L’élue Leïla Haddad a défendu le cas de la jeune docteure Rabeb Touati qui se dit victime d’injustice perpétrée à son encontre par la commission académique qui a fait preuve de partialité. La ministre de l’Enseignement supérieur, Olfa Ben Ouda, a défendu les deux  décisions prises par les administrations respectives, en apportant quelques nuances. Elle précise que ce sont des affaires soulevées avant sa prise de fonctions. Mais dans la continuité de l’Etat, elle les assume totalement. Tout à son honneur. Mais sans entrer dans les détails, les affaires étant en cours, le ton paternaliste employé n’était pas très approprié. Si l’on part du principe que nous sommes dans un Etat de droit. La loi devrait avoir le dernier mot ou bien des recommandations qui s’appuient sur des bases rationnelles et des preuves tangibles. Le sentimentalisme parce qu’il a recours souvent à des considérations subjectives peut se révéler dangereux parce que souvent arbitraire.

Le comptoir à café !

Noomane El Euch, lui, a évoqué, la situation problématique de l’Institut des langues Bourguiba School aussi bien à Tunis qu’à Sfax, pratiquement à l’arrêt. Il a exposé l’affaire des deux professeures qui auraient perçu leurs rémunérations sans avoir assuré de cours, lesquelles d’ailleurs ont porté plainte, selon la ministre. Le député s’est également interrogé sur l’absence permanente du directeur de l’établissement. Il a également évoqué le cas «risible» de cette fameuse secrétaire qui s’est convertie en cafetière.

Elle a fait rentrer une machine à café et vend ce breuvage pour son propre compte dans un établissement public, visiblement à la dérive, selon l’élu. 

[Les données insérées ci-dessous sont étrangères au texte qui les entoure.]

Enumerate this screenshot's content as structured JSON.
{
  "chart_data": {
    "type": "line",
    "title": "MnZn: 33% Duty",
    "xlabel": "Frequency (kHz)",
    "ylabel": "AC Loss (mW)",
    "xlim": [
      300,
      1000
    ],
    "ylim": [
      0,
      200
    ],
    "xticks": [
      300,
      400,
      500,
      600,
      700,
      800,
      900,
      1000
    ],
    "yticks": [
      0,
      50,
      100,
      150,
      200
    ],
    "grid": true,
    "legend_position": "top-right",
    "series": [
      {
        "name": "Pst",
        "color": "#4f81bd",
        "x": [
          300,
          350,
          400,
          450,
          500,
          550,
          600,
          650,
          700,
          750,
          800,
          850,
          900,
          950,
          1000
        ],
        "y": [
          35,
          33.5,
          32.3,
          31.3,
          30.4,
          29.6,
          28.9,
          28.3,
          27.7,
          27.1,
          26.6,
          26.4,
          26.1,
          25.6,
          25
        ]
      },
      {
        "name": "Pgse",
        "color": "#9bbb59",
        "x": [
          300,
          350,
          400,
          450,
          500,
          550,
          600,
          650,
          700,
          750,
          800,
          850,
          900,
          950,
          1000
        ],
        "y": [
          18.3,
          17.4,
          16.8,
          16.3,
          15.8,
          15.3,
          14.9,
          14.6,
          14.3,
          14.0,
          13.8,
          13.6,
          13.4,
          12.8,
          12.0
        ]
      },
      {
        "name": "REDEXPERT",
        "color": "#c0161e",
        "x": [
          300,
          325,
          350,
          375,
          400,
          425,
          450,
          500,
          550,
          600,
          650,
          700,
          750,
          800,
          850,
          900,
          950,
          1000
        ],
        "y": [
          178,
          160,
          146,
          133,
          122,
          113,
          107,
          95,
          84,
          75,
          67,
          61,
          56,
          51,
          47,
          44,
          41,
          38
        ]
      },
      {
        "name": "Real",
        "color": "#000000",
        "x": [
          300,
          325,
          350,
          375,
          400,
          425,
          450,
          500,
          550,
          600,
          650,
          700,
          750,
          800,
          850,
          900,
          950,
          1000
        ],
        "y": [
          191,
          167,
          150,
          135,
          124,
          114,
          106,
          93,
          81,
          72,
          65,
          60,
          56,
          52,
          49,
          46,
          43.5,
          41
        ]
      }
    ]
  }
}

Après dix minutes de pause, c’était au tour du ministre du Transport. Le député Nidhal Saoudi a interrogé Moez Chakchouk sur l’aéroport relevant de sa circonscription, Tabarka-Aïn Draham, se demandant pour quelle raison est-il totalement fermé au trafic aérien, dénonçant au passage une décision politique. Même remarque soulevée par la députée Mariem Ben Belgacem quant à l’aéroport de Thyna-Sfax. Le membre de l’exécutif a invoqué l’impact de la pandémie sur l’ensemble du secteur du transport aérien. Il a énuméré les problèmes endémiques du transporteur national, Tunisair, ainsi que le faible rendement de certains sites. Il a également tenu à faire valoir l’importance de la crise des compagnies internationales frappées de plein fouet par les mesures sanitaires. En proposant comme solution alternative, la conversion de certains aéroports intérieurs en aérogares de fret, transport de marchandises. Quant aux projets inachevés, tel le métro de Sfax, le ministre a assuré que lesdits projets sont à l’étude et que pour certains, des bailleurs de fonds internationaux ont exprimé leur intérêt pour prendre part aux financements.

Une séance de contrôle du gouvernement qui a démarré vers midi et qui s’est déroulée, ô surprise, dans le calme. Pas de points d’ordre intempestifs, pas d’échanges d’accusations, pas de levée de séance répétées, pas de mégaphones résonnant de slogans et d’insultes, notamment à l’encontre de la vice-présidente de l’Assemblée. Pour finir, la violence verbale ou physique perpétrée par un homme à l’encontre d’une femme, c’est du harcèlement et d’une femme contre une autre femme, c’est encore du harcèlement.